Link to slides: compiler_research_org_presentation_combined_slides.pdf - Google Drive


Where the slides say “packager pays the compilation time to generate a library targeting potentially multiple ISAs.”, does that mean the generated PIXEL library is platform agnostic or do we still have to build a bunch of platform specific binary distributions (wheel files)?

@sklam I’m curious where this feature now falls on the priority list. I understand that numpy 2.0 support has taken priority recently. I’m wondering if I should hold out hope for these new AOT features being available in the next few months.


Due to ongoing efforts around NumPy 2.0, requests for newer LLVM versions, and Python 3.13 support, I cannot say for certain about the exact timelines for new AOT features.
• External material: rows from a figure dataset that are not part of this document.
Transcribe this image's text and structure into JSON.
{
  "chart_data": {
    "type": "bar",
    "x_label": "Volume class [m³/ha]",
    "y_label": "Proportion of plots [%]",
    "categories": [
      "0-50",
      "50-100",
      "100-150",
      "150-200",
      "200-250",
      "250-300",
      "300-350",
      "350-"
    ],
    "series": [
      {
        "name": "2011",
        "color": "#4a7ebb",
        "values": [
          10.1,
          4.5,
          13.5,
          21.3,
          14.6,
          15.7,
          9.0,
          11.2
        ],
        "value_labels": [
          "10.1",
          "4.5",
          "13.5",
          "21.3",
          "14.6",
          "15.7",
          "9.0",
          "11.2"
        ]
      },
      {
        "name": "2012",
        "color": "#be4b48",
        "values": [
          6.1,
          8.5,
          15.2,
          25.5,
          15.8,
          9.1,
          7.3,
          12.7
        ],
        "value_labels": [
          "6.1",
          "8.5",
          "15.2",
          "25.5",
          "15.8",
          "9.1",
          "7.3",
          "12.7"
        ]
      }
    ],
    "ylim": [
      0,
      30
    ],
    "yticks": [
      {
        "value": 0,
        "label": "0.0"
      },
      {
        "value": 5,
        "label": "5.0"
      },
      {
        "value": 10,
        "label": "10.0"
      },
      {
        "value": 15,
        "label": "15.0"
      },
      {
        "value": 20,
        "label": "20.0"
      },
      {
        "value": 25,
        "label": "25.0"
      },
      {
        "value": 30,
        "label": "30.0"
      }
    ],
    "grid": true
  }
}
But there are active development:

There will be a talk at SciPy 2024 (PIXIE: Blending Just-in-time and Ahead-of-time compilation in scientific Python applications :: SciPy 2024 :: pretalx) that will showcase PIXIE. @stuartarchibald has been refactoring the PIXIE codebase to get it ready for more eyes. The features described in the PIXIE MVP document will be highlighted in the talk. In parallel, @esc is developing a Python AST-based front-end in numba-rvsdg to prepare the AST for a RVSDG-based middle-end. Over the summer, I’ll be experimenting with a RVSDG-based middle-end and looking into leveraging EGraph/EqSat (See egglog — egglog Python documentation for ideas).